Embora ninguém questione a grandiosidade do feito intelectual de Darwin – afinal, conceitos como adaptação, evolução e seleção são alguns dos fundamentos da biologia moderna –, são cada vez mais expressivas as vozes que defendem que "A Origem..." não é a última palavra na tentativa de explicar os mecanismos pelos quais a vida se reinventa e se diversifica. Observações feitas em novas áreas de investigação, como a genômica e a epigenética, não encontram paralelo no pensamento de Darwin. E há quem proponha que talvez seja necessária uma nova revolução conceitual na biologia.
Antes da genômica, havia poucas formas de pesquisar a evolução experimentalmente.
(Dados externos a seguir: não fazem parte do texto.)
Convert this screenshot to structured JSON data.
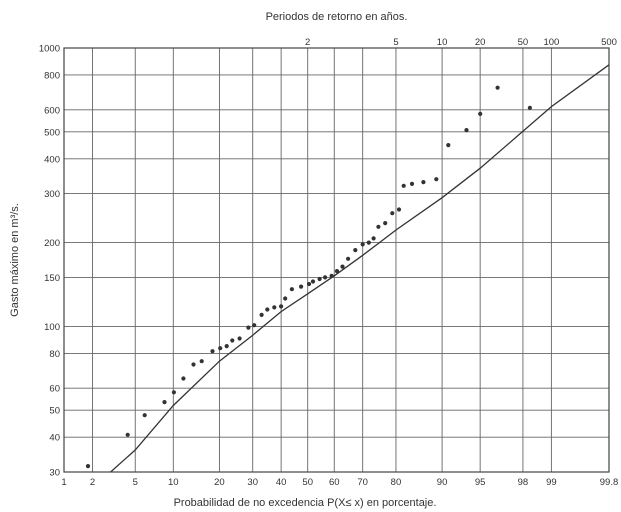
{
  "chart_data": {
    "type": "scatter",
    "title": "",
    "top_axis_label": "Periodos de retorno en años.",
    "xlabel": "Probabilidad de no excedencia P(X≤ x) en porcentaje.",
    "ylabel": "Gasto máximo en m³/s.",
    "x_scale": "normal-probability (%)",
    "y_scale": "log",
    "xlim": [
      1,
      99.8
    ],
    "ylim": [
      30,
      1000
    ],
    "grid": true,
    "x_ticks": [
      "1",
      "2",
      "5",
      "10",
      "20",
      "30",
      "40",
      "50",
      "60",
      "70",
      "80",
      "90",
      "95",
      "98",
      "99",
      "99.8"
    ],
    "top_ticks": [
      "2",
      "5",
      "10",
      "20",
      "50",
      "100",
      "500"
    ],
    "y_ticks": [
      "30",
      "40",
      "50",
      "60",
      "80",
      "100",
      "150",
      "200",
      "300",
      "400",
      "500",
      "600",
      "800",
      "1000"
    ],
    "series": [
      {
        "kind": "points",
        "x": [
          1.8,
          4.3,
          6.0,
          8.6,
          10.1,
          11.8,
          13.8,
          15.6,
          18.2,
          20.2,
          22.0,
          23.6,
          25.8,
          28.6,
          30.5,
          33.0,
          35.0,
          37.5,
          40.0,
          41.5,
          44.0,
          47.5,
          50.5,
          52.0,
          54.5,
          56.6,
          59.0,
          61.0,
          63.0,
          65.0,
          67.5,
          70.0,
          72.0,
          73.5,
          75.0,
          77.0,
          79.0,
          80.8,
          82.0,
          84.0,
          86.5,
          89.0,
          91.0,
          93.5,
          95.0,
          96.5,
          98.3
        ],
        "y": [
          31.5,
          40.8,
          48,
          53.5,
          58,
          65,
          73,
          75,
          81.5,
          83.5,
          85,
          89,
          90.5,
          99,
          101,
          110,
          115,
          117,
          118,
          126,
          136,
          139,
          142,
          145,
          148,
          150,
          152,
          158,
          164,
          175,
          188,
          197,
          200,
          207,
          228,
          235,
          255,
          263,
          320,
          325,
          330,
          338,
          448,
          507,
          580,
          720,
          610
        ]
      },
      {
        "kind": "fitted-curve",
        "x": [
          3.0,
          5.0,
          10.0,
          20.0,
          30.0,
          40.0,
          50.0,
          60.0,
          70.0,
          80.0,
          90.0,
          95.0,
          98.0,
          99.0,
          99.8
        ],
        "y": [
          30,
          36,
          52,
          75,
          93,
          113,
          131,
          152,
          180,
          222,
          290,
          370,
          502,
          616,
          870
        ]
      }
    ]
  }
}
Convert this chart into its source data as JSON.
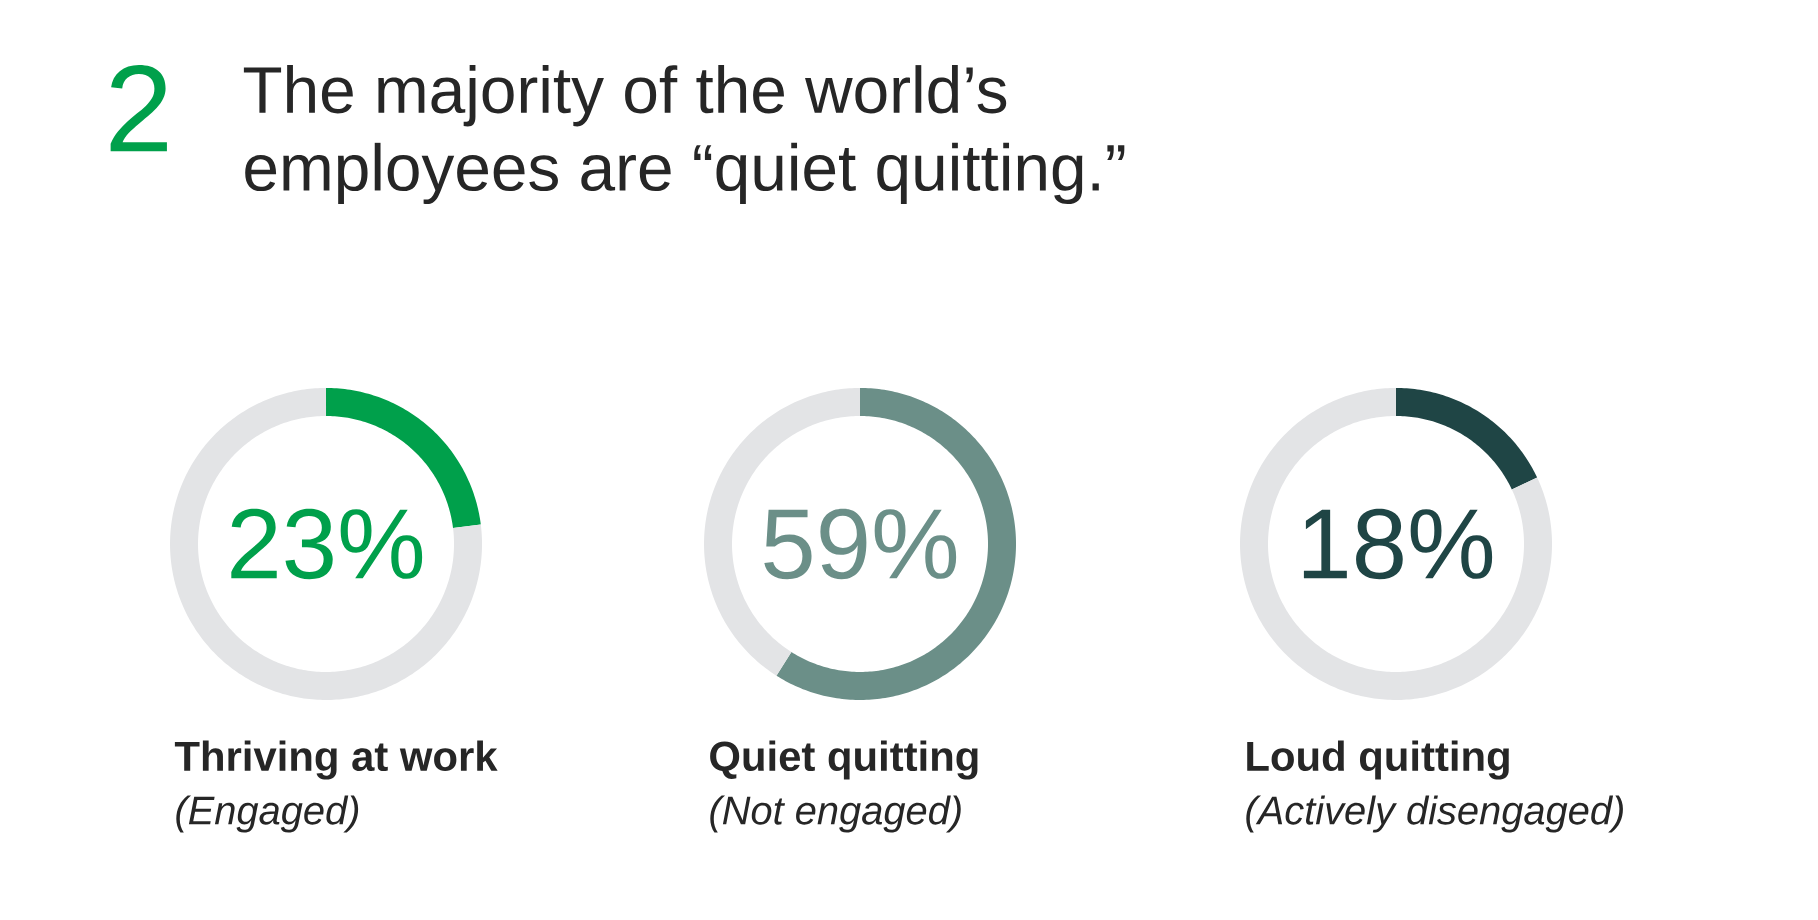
{
  "chart_data": [
    {
      "type": "other",
      "title": "The majority of the world’s employees are “quiet quitting.”",
      "annotations": [
        "2"
      ],
      "color": "#00a04b"
    },
    {
      "type": "donut",
      "title": "Thriving at work",
      "subtitle": "(Engaged)",
      "categories": [
        null,
        null
      ],
      "values": [
        23,
        77
      ],
      "colors": [
        "#00a04b",
        "#e3e4e6"
      ],
      "value_labels": [
        "23%",
        null
      ]
    },
    {
      "type": "donut",
      "title": "Quiet quitting",
      "subtitle": "(Not engaged)",
      "categories": [
        null,
        null
      ],
      "values": [
        59,
        41
      ],
      "colors": [
        "#6b8f88",
        "#e3e4e6"
      ],
      "value_labels": [
        "59%",
        null
      ]
    },
    {
      "type": "donut",
      "title": "Loud quitting",
      "subtitle": "(Actively disengaged)",
      "categories": [
        null,
        null
      ],
      "values": [
        18,
        82
      ],
      "colors": [
        "#1f4545",
        "#e3e4e6"
      ],
      "value_labels": [
        "18%",
        null
      ]
    }
  ]
}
Ficava-se restrito ao estudo de fósseis, a experimentos de reprodução dirigida e a pouca coisa mais"
Foi somente no início do século 20 que biólogos do Ocidente tiveram contato com os estudos de Mendel sobre hereditariedade, o que levou ao conceito de gene e ao surgimento da genética. A fusão das ideias propostas pelos dois pensadores começou a ser elaborada na década de 1930 e recebeu o nome de Síntese Evolutiva ou neodarwinista. Em suas elaborações, os biólogos neodarwinistas reservaram para o gene um lugar central.
Mutações na sua estrutura levariam ao aparecimento da grande diversidade de características dos seres vivos, sobre as quais atua a seleção natural. A maior ou menor vantagem adaptativa conferida ao organismo por uma mutação resultaria na variação da frequência da mutação em uma população. Traços como o comportamento social e cooperativo em insetos, animais e até em humanos seriam apenas esforços dos organismos para assegurar a transmissão de suas fitinhas de DNA, mantendo elevadas as frequências daqueles genes.
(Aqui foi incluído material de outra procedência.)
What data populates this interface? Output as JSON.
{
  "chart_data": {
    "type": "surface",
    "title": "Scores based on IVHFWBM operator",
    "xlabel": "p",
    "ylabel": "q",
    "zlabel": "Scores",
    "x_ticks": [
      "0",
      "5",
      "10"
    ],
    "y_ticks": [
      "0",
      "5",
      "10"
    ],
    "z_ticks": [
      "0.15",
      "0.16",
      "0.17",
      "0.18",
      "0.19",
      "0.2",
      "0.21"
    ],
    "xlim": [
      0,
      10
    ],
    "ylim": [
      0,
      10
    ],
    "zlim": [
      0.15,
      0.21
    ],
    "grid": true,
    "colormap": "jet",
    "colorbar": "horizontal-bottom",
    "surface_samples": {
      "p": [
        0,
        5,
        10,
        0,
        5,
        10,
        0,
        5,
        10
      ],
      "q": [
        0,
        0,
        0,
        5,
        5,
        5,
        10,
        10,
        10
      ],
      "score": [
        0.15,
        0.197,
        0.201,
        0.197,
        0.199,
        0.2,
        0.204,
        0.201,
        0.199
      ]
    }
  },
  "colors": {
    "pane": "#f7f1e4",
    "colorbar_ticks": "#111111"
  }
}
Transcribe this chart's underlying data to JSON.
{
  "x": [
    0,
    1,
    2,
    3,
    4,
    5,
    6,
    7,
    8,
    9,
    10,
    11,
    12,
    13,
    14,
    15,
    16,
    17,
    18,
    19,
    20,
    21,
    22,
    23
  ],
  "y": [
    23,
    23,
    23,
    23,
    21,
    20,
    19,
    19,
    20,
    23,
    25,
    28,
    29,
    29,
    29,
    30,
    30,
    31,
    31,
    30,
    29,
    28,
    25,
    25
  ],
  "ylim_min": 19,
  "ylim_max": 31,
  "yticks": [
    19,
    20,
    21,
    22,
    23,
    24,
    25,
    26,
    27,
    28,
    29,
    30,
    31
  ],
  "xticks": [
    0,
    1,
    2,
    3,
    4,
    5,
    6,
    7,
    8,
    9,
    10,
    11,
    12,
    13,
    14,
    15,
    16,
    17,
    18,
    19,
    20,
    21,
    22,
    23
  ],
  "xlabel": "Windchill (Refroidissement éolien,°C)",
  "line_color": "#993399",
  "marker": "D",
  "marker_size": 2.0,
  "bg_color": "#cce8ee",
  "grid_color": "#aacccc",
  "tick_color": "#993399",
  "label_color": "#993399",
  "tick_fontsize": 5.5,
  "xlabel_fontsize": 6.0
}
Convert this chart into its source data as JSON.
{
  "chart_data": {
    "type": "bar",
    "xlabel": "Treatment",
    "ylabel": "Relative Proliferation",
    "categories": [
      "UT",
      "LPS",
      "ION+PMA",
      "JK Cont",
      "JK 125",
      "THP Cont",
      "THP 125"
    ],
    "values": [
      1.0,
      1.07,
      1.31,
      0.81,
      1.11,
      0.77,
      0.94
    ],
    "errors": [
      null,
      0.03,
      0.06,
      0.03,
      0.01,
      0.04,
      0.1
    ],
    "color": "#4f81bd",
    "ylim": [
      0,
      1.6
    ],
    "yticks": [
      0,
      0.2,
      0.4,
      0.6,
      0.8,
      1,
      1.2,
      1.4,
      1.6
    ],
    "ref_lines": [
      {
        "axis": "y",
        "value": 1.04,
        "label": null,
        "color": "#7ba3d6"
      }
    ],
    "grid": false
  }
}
Essa visão, que muitos taxaram de “genecêntrica”, foi radicalizada pelo inglês Richard Dawkins, que afirmou nos anos 1970 que a preservação das sequências de bases nitrogenadas “é a razão última de nossa existência”, e que todos os organismos são só grandes “máquinas de sobrevivência” do próprio material genético.
Papel dos genes
Provêm justamente do estudo dos genes – mais especialmente da genômica, a disciplina que estuda os mecanismos do genoma (o conjunto de genes) – as novidades que estão pondo em xeque algumas das ideias mais tradicionais sobre evolução. “Antes da genômica, havia poucas formas de pesquisar a evolução experimentalmente”, lembra Ney Lemke, professor do Instituto de Biociências da Unesp de Botucatu e pesquisador na área de redes biológicas. “Ficava-se restrito ao estudo de fósseis, a experimentos de reprodução dirigida e a pouca coisa mais.”
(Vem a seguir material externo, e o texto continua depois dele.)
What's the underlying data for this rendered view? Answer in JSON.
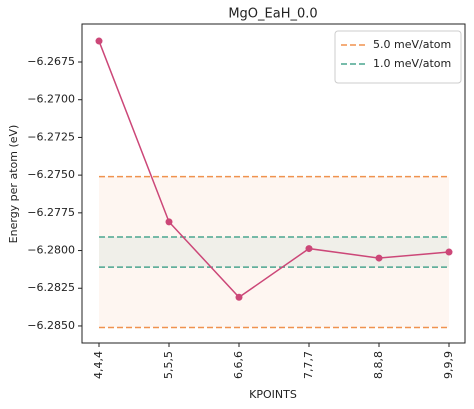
{
  "chart_data": {
    "type": "line",
    "title": "MgO_EaH_0.0",
    "x_label": "KPOINTS",
    "y_label": "Energy per atom (eV)",
    "categories": [
      "4,4,4",
      "5,5,5",
      "6,6,6",
      "7,7,7",
      "8,8,8",
      "9,9,9"
    ],
    "series": [
      {
        "color": "#cc4778",
        "values": [
          -6.26611,
          -6.2781,
          -6.2831,
          -6.27987,
          -6.2805,
          -6.2801
        ]
      }
    ],
    "reference_lines": [
      {
        "name": "5.0 meV/atom",
        "color": "#f0924e",
        "values": [
          -6.2751,
          -6.2851
        ]
      },
      {
        "name": "1.0 meV/atom",
        "color": "#4aa58f",
        "values": [
          -6.2791,
          -6.2811
        ]
      }
    ],
    "ylim": [
      -6.26498,
      -6.28613
    ],
    "yticks": [
      {
        "value": -6.2675,
        "label": "−6.2675"
      },
      {
        "value": -6.27,
        "label": "−6.2700"
      },
      {
        "value": -6.2725,
        "label": "−6.2725"
      },
      {
        "value": -6.275,
        "label": "−6.2750"
      },
      {
        "value": -6.2775,
        "label": "−6.2775"
      },
      {
        "value": -6.28,
        "label": "−6.2800"
      },
      {
        "value": -6.2825,
        "label": "−6.2825"
      },
      {
        "value": -6.285,
        "label": "−6.2850"
      }
    ],
    "legend": "upper right"
  }
}
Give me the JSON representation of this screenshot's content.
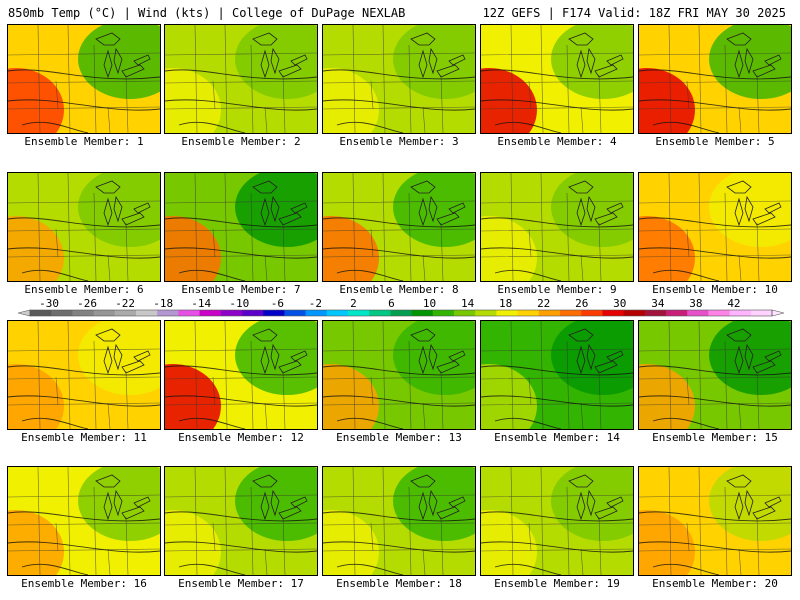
{
  "header": {
    "left": "850mb Temp (°C) | Wind (kts) | College of DuPage NEXLAB",
    "right": "12Z GEFS | F174 Valid: 18Z FRI MAY 30 2025"
  },
  "legend": {
    "ticks": [
      "-30",
      "-26",
      "-22",
      "-18",
      "-14",
      "-10",
      "-6",
      "-2",
      "2",
      "6",
      "10",
      "14",
      "18",
      "22",
      "26",
      "30",
      "34",
      "38",
      "42"
    ],
    "tick_values": [
      -30,
      -26,
      -22,
      -18,
      -14,
      -10,
      -6,
      -2,
      2,
      6,
      10,
      14,
      18,
      22,
      26,
      30,
      34,
      38,
      42
    ],
    "colors": [
      "#5a5a5a",
      "#6e6e6e",
      "#828282",
      "#969696",
      "#aaaaaa",
      "#c8c8c8",
      "#b496d2",
      "#e650e6",
      "#c800c8",
      "#8c00c8",
      "#5a00c8",
      "#0000c8",
      "#0050e6",
      "#0096ff",
      "#00c8ff",
      "#00e6c8",
      "#00c882",
      "#00a050",
      "#009600",
      "#32b400",
      "#78c800",
      "#b4dc00",
      "#f0f000",
      "#ffd200",
      "#ffa000",
      "#ff6e00",
      "#ff3c00",
      "#e60000",
      "#b40000",
      "#a0143c",
      "#c81e78",
      "#e650c8",
      "#ff82e6",
      "#ffb4ff",
      "#ffd2ff"
    ]
  },
  "members": [
    {
      "label": "Ensemble Member: 1",
      "fill": "#ffd200",
      "west": "#ff3c00",
      "east": "#32b400"
    },
    {
      "label": "Ensemble Member: 2",
      "fill": "#b4dc00",
      "west": "#f0f000",
      "east": "#78c800"
    },
    {
      "label": "Ensemble Member: 3",
      "fill": "#b4dc00",
      "west": "#f0f000",
      "east": "#78c800"
    },
    {
      "label": "Ensemble Member: 4",
      "fill": "#f0f000",
      "west": "#e60000",
      "east": "#78c800"
    },
    {
      "label": "Ensemble Member: 5",
      "fill": "#ffd200",
      "west": "#e60000",
      "east": "#32b400"
    },
    {
      "label": "Ensemble Member: 6",
      "fill": "#b4dc00",
      "west": "#ffa000",
      "east": "#78c800"
    },
    {
      "label": "Ensemble Member: 7",
      "fill": "#78c800",
      "west": "#ff6e00",
      "east": "#009600"
    },
    {
      "label": "Ensemble Member: 8",
      "fill": "#b4dc00",
      "west": "#ff6e00",
      "east": "#32b400"
    },
    {
      "label": "Ensemble Member: 9",
      "fill": "#b4dc00",
      "west": "#f0f000",
      "east": "#78c800"
    },
    {
      "label": "Ensemble Member: 10",
      "fill": "#ffd200",
      "west": "#ff6e00",
      "east": "#f0f000"
    },
    {
      "label": "Ensemble Member: 11",
      "fill": "#ffd200",
      "west": "#ffa000",
      "east": "#f0f000"
    },
    {
      "label": "Ensemble Member: 12",
      "fill": "#f0f000",
      "west": "#e60000",
      "east": "#32b400"
    },
    {
      "label": "Ensemble Member: 13",
      "fill": "#78c800",
      "west": "#ffa000",
      "east": "#32b400"
    },
    {
      "label": "Ensemble Member: 14",
      "fill": "#32b400",
      "west": "#b4dc00",
      "east": "#009600"
    },
    {
      "label": "Ensemble Member: 15",
      "fill": "#78c800",
      "west": "#ffa000",
      "east": "#009600"
    },
    {
      "label": "Ensemble Member: 16",
      "fill": "#f0f000",
      "west": "#ffa000",
      "east": "#78c800"
    },
    {
      "label": "Ensemble Member: 17",
      "fill": "#b4dc00",
      "west": "#f0f000",
      "east": "#32b400"
    },
    {
      "label": "Ensemble Member: 18",
      "fill": "#b4dc00",
      "west": "#f0f000",
      "east": "#32b400"
    },
    {
      "label": "Ensemble Member: 19",
      "fill": "#b4dc00",
      "west": "#f0f000",
      "east": "#78c800"
    },
    {
      "label": "Ensemble Member: 20",
      "fill": "#ffd200",
      "west": "#ffa000",
      "east": "#b4dc00"
    }
  ]
}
Hoje há várias formas de observar em tempo real o processo de variação e seleção que leva ao surgimento de novas variedades de organismos, como exemplifica o pesquisador. “Alguns experimentos cultivam colônias de bactérias tipo Escherichia coli [comumente encontrada no intestino humano] em laboratório por décadas, monitorando o aparecimento das mutações no genoma e as consequências que elas acarretam para as sucessivas gerações. Isso permite acompanhar a evolução passo a passo e testar modelos para refutá-los ou confirmá-los. A pesquisa sobre evolução passa de um debate qualitativo e abstrato para o âmbito da avaliação quantitativa.”
A pesquisa genômica abriu os olhos dos pesquisadores para uma série de fenômenos de cuja existência nem Darwin nem seus seguidores suspeitavam. São mecanismos como a transmissão horizontal de genes (THG), que consiste na troca de sequências de bases e de pedaços inteiros de genoma entre seres tão diferentes como vírus, bactérias, plantas e animais, incluindo o homem. Ou a metilação de DNA, que permite que indivíduos portadores das mesmas características genéticas apresentem aspectos bem diferentes.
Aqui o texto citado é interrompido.